Multirollen (Multiplikatorrollen)

 

 

Multirollen kommen dann zum Einsatz, wenn Stationärrollen längst versagen. Durch die aufwendige Herstellung sind die Rollen besonders robust und können selbst härtesten Einflüssen standhalten. Mit leichten Ködern wird man Schwierigkeiten beim Werfen bekommen, aber mit großen Ködern und schweren Montagen entwickeln sich diese Rollen zu regelrechten Wurfmaschinen. Übrigens wird der Weltrekord für Weitwurf von einer Multi- und nicht von einer Stationärrolle gehalten.

Einsatz:
Einsgesetzt werden Multirollen beim Spinn-, Jerkbait-, Schlepp- und Big-Game-Fischen.
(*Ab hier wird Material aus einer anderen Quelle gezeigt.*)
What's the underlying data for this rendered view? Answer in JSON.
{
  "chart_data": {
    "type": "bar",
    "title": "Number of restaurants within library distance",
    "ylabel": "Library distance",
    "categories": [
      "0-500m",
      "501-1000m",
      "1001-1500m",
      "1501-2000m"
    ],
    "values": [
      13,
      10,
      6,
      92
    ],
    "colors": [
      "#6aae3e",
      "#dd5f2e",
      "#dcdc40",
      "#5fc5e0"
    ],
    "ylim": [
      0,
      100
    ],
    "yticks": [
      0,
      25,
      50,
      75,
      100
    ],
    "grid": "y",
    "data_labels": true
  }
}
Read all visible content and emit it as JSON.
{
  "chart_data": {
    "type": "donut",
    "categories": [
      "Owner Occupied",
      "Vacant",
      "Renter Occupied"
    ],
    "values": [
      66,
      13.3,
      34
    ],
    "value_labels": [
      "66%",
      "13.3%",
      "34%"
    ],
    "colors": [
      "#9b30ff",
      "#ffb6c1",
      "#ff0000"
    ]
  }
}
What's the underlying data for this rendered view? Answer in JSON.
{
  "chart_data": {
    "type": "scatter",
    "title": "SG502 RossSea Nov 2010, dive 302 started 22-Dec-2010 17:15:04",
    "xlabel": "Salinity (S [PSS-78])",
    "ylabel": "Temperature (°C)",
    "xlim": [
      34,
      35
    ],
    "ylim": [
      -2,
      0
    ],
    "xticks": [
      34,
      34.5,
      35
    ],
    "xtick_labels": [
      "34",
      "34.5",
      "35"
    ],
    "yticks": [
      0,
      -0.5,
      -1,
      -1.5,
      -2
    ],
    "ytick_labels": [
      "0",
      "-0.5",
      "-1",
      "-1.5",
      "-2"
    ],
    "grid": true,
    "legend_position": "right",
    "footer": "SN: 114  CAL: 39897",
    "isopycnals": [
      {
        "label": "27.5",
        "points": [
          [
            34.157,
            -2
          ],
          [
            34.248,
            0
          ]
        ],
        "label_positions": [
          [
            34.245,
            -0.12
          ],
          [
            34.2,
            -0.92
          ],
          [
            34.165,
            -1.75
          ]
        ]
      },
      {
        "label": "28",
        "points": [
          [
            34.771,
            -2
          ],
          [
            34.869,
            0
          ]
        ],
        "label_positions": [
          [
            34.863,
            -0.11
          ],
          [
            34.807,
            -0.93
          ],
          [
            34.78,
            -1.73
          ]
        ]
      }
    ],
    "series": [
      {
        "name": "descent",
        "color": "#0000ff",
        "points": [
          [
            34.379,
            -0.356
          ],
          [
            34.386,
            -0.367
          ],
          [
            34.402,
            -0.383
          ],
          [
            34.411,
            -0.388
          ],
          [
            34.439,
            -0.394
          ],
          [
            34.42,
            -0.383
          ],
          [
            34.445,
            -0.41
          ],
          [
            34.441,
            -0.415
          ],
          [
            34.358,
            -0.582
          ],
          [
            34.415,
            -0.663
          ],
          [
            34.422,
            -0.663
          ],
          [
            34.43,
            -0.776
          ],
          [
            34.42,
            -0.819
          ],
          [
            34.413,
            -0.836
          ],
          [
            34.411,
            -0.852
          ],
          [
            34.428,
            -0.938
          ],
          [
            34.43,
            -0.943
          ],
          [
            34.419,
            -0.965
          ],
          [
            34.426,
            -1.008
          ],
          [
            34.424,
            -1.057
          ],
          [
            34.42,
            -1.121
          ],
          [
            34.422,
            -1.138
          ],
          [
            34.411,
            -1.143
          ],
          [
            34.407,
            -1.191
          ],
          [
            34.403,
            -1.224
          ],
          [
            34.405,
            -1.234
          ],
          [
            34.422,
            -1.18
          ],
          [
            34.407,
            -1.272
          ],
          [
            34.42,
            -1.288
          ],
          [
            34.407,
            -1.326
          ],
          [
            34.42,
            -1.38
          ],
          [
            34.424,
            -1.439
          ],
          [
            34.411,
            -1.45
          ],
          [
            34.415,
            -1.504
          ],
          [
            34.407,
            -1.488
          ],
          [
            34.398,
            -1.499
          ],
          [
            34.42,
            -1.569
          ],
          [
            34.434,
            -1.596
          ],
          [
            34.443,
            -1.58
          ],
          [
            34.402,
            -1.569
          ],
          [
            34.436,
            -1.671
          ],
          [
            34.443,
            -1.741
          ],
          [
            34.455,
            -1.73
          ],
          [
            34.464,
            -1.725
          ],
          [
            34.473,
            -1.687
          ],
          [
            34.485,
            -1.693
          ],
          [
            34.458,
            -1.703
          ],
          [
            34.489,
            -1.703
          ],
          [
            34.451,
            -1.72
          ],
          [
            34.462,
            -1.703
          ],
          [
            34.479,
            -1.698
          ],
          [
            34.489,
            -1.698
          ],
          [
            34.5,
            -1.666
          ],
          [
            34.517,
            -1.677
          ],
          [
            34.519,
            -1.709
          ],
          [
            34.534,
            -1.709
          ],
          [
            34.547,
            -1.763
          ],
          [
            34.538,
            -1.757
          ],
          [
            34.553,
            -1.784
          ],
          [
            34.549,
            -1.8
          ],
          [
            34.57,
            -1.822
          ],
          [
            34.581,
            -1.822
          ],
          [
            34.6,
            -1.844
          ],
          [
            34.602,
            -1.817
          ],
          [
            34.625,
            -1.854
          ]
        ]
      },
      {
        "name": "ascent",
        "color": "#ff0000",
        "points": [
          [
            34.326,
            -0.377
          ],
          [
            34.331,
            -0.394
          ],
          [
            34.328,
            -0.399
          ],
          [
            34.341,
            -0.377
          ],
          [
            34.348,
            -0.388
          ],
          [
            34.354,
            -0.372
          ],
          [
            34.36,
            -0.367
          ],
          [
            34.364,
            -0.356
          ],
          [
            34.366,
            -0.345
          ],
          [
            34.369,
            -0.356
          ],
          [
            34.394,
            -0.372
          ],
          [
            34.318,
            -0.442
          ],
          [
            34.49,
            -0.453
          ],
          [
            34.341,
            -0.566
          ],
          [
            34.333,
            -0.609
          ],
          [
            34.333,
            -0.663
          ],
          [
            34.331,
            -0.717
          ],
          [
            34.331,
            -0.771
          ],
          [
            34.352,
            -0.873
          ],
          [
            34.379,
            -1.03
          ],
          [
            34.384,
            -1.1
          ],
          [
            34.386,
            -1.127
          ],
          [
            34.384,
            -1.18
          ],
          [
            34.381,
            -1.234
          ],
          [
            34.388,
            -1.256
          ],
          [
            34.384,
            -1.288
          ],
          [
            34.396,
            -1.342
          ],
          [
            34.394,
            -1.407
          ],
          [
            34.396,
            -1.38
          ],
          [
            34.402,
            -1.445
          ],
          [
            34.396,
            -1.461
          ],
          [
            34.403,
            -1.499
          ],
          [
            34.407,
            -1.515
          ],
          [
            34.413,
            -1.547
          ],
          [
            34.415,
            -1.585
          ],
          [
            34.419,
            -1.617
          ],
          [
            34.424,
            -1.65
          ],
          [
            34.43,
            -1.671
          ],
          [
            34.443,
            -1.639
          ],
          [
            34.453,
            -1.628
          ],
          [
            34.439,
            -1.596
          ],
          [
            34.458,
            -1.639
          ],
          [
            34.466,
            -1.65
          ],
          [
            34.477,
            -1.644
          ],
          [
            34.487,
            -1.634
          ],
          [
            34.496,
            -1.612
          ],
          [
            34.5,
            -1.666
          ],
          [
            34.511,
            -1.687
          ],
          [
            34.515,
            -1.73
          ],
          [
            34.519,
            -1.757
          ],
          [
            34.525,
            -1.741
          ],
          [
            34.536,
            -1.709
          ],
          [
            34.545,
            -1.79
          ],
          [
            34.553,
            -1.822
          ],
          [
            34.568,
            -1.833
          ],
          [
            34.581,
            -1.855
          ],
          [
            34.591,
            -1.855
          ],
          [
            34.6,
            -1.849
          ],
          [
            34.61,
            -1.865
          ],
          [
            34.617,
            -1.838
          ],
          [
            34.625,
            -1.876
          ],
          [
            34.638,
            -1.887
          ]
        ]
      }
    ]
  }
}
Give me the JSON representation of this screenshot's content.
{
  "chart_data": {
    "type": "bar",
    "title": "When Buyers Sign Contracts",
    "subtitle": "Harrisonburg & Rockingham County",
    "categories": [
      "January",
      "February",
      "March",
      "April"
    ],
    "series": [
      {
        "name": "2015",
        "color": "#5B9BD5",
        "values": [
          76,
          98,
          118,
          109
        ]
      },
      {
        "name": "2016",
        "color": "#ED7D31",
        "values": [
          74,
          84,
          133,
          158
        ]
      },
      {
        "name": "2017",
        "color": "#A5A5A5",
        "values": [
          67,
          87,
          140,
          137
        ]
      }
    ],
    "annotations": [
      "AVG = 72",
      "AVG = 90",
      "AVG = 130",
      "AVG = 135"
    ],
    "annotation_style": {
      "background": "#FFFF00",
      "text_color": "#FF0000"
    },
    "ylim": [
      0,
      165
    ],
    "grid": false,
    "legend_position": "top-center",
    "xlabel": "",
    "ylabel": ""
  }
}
Ansitzen könnte man mit diesen Rollen theoretisch auch, Statioärollen bieten sich aber mehr an.

Montage:
Die Montage erfolgt auf der Rute, das heißt, dass die Ringe die Rute nach oben zeigen. Man muss sich daran gewöhnen, dann klappt das wunderbar.
Es gibt aber auch schon Multirollen, die hängend (wie Stationärrollen) montiert werden können. Sie sind aber seltener.

Schnurverlauf:
Die Schnur wird über den Schnurführer auf die Spule gewickelt. Die Spule dreht sich dabei.

Spulen:
Die Spulen sind nicht austauschbar und drehen sich beim Drehen der Kurbel mit. Das ist der große Unterschied zu den Stationärrollen

Kurbel:
Das Kurbeln wird wie bei den anderen Rollenarten auch durchgeführt. Mit Doppelkurbel.

Auswerfen:
Das Auswerfen mit Multirollen ist etwas komplizierter als bei Stationärrollen, aber die Übung macht den Meister. Vor dem Auswerfen muss die Wurfbremse einsgestellt werden. Magnet- oder Fliehkraftbremsen verhindern Perücken. Die Schnur wird beim Eindringen des Köders in das Wasser mit dem Finger leicht abgebremst.

Drill:
Die Bremseinstellungen werden am besten schon vor dem Drill eingestellt. Als Bremse dient meist ein Sternrad.